ALERT: U.S. E.L.E. Coming? Entire U.S. Volcanic, Earthquakes Sites Being Shut Down
June 14th, 2014

edit on 6/17/2014 by Hx3_1963 because: (no reason given)

posted on Jun, 22 2014 @ 11:33 AM
Old Faithful Geyser Streaming Webcam

Looks like they have it up and running again.

posted on Jul, 1 2014 @ 11:16 AM
It's been really quiet at our favorite caldera over the past few weeks; only 10 earthquakes over the preceding 14 days and all very small.

Yesterday, the YVO released a press statement regarding the new data concerning the magma chamber revealed through seismic tomography, that was published a few months back.
Here is a diagram showing the new model of the crustal magma chamber, which is 2.5 times larger than originally thought.

From the Yellowstone Volcano Observatory news:

Analysis of the data reveals that the magma reservoir contains between about 5 and 15% molten rock (melt) that occupies pore spaces between solid (crystalline) material. Magma typically does not erupt unless it has greater than 50% melt.

The larger imaged size of the magma reservoir better matches the geologic record of Late Quaternary volcanic eruptions and lava flows but, importantly, does not increase the volcanic hazard in the Yellowstone region.

It reads as if, to the volcanologists' best modeling, this beast is not on the cusp of erupting. Good news.

posted on Jul, 6 2014 @ 11:51 AM
It looks like Yellowstone has burbled back from its quiet time. This seismogram is from north of Norris Basin, station PB.B950..EHZ.

Small, but the lack of earthquakes in the park was becoming deafening. I just checked USGS. They have the largest quake as mag 1.9, NNE of Old Faithful.
edit on 7/6/2014 by Olivine because: add a link

posted on Jul, 6 2014 @ 10:48 PM
a reply to: Olivine

I knew someone would have a summary on here in regards to the small flurry of activity today!

I haven't been here in awhile, but thanks for keeping this up-to-date!!!

posted on Jul, 9 2014 @ 03:52 PM
a reply to: pasiphae

you should google that geyser. you'll find that it erupts regularly and is an attraction at the park. just because THAT guide hasn't seen it doesn't mean much. it shoots off every 12 hours or so.

posted on Jul, 11 2014 @ 12:44 AM
RSOE EDIS Event Report - The ever-changing thermal geology of Yellowstone National Park has created a hot spot that melted an asphalt road and closed access to popular geysers and other attractions at the height of tourist season, officials said Thursday. As they examined possible fixes, park officials warned visitors not to hike into the affected area, where the danger of stepping through solid-looking soil into boiling-hot water was high. "There are plenty of other great places to see thermal features in the park," Yellowstone spokesman Al Nash said. "I wouldn't risk personal injury to see these during this ...

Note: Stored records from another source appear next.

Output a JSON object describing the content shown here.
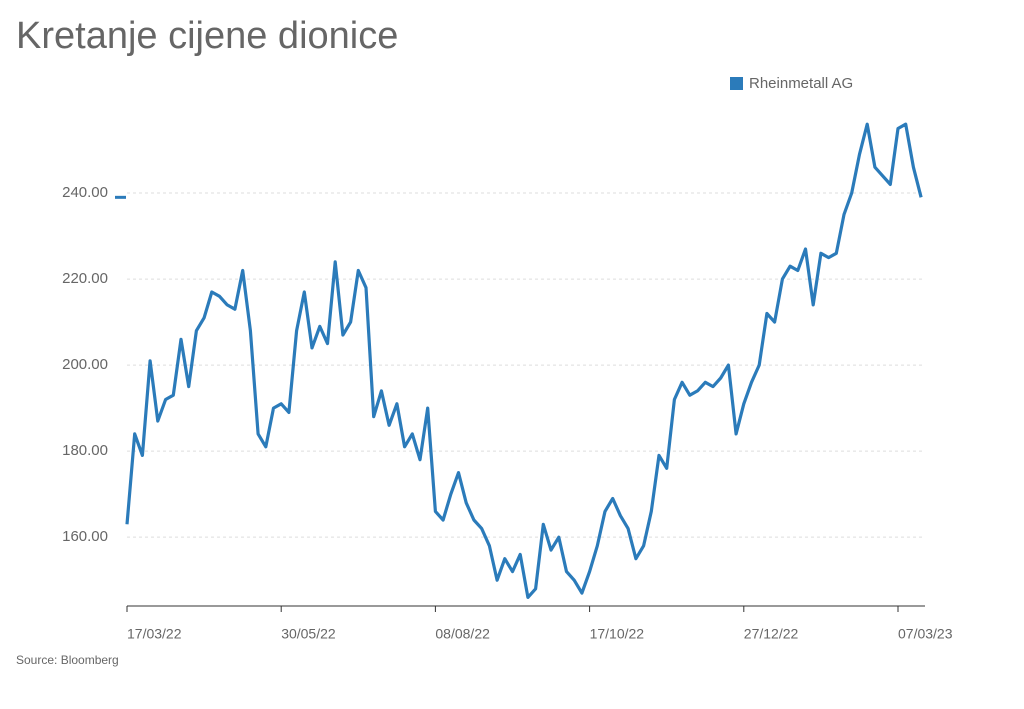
{
  "chart_data": {
    "type": "line",
    "title": "Kretanje cijene dionice",
    "source": "Source: Bloomberg",
    "categories": [
      "17/03/22",
      null,
      null,
      null,
      null,
      null,
      null,
      null,
      null,
      null,
      null,
      null,
      null,
      null,
      null,
      null,
      null,
      null,
      null,
      null,
      "30/05/22",
      null,
      null,
      null,
      null,
      null,
      null,
      null,
      null,
      null,
      null,
      null,
      null,
      null,
      null,
      null,
      null,
      null,
      null,
      null,
      "08/08/22",
      null,
      null,
      null,
      null,
      null,
      null,
      null,
      null,
      null,
      null,
      null,
      null,
      null,
      null,
      null,
      null,
      null,
      null,
      null,
      "17/10/22",
      null,
      null,
      null,
      null,
      null,
      null,
      null,
      null,
      null,
      null,
      null,
      null,
      null,
      null,
      null,
      null,
      null,
      null,
      null,
      "27/12/22",
      null,
      null,
      null,
      null,
      null,
      null,
      null,
      null,
      null,
      null,
      null,
      null,
      null,
      null,
      null,
      null,
      null,
      null,
      null,
      "07/03/23",
      null,
      null,
      null
    ],
    "series": [
      {
        "name": "Rheinmetall AG",
        "color": "#2b7bba",
        "values": [
          163,
          184,
          179,
          201,
          187,
          192,
          193,
          206,
          195,
          208,
          211,
          217,
          216,
          214,
          213,
          222,
          208,
          184,
          181,
          190,
          191,
          189,
          208,
          217,
          204,
          209,
          205,
          224,
          207,
          210,
          222,
          218,
          188,
          194,
          186,
          191,
          181,
          184,
          178,
          190,
          166,
          164,
          170,
          175,
          168,
          164,
          162,
          158,
          150,
          155,
          152,
          156,
          146,
          148,
          163,
          157,
          160,
          152,
          150,
          147,
          152,
          158,
          166,
          169,
          165,
          162,
          155,
          158,
          166,
          179,
          176,
          192,
          196,
          193,
          194,
          196,
          195,
          197,
          200,
          184,
          191,
          196,
          200,
          212,
          210,
          220,
          223,
          222,
          227,
          214,
          226,
          225,
          226,
          235,
          240,
          249,
          256,
          246,
          244,
          242,
          255,
          256,
          246,
          239
        ]
      }
    ],
    "ylim": [
      144,
      260
    ],
    "yticks": [
      {
        "value": 160,
        "label": "160.00"
      },
      {
        "value": 180,
        "label": "180.00"
      },
      {
        "value": 200,
        "label": "200.00"
      },
      {
        "value": 220,
        "label": "220.00"
      },
      {
        "value": 240,
        "label": "240.00"
      }
    ],
    "grid": true,
    "legend": "top-right"
  }
}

posted on Jul, 11 2014 @ 11:56 PM
a reply to: pasiphae

How bout maybe they changed that data after the geyser started erupting. Maybe the guide is right, and it doesn't erupt often, but to continue the charade that nothing is amiss at Yellowstone, they change the info on that geyser to say that it does erupt often. Well, just suggesting other possibilities.

posted on Jul, 12 2014 @ 12:11 AM
a reply to: Rezlooper

The morning Geyser started erupting again in 2012 after 18 years of inactivity so perhaps just mixed up his geysers with another that has just started erupting.

posted on Jul, 12 2014 @ 12:21 AM
a reply to: glend


North of the prolific Old Faithful, and across the Firehole River, sits the geyser know as Giantess. You’ve probably never heard of the Giantess because for the last 2 years and 139 days – until January 29, 2014 that is – the geyser was dormant. So imagine the National Park Service’s surprise when on the 29th this very large and very noisy geyser erupted and stayed active for over 40 hours.

edit on 12 7 2014 by glend because: (no reason given)

posted on Jul, 12 2014 @ 01:06 AM
Odd... A few hours ago, I was looking at some strange anomalies from earlier today on the University of Utah webicorder displays.
Now when I go to check them out again, every webicorder display for today is blank.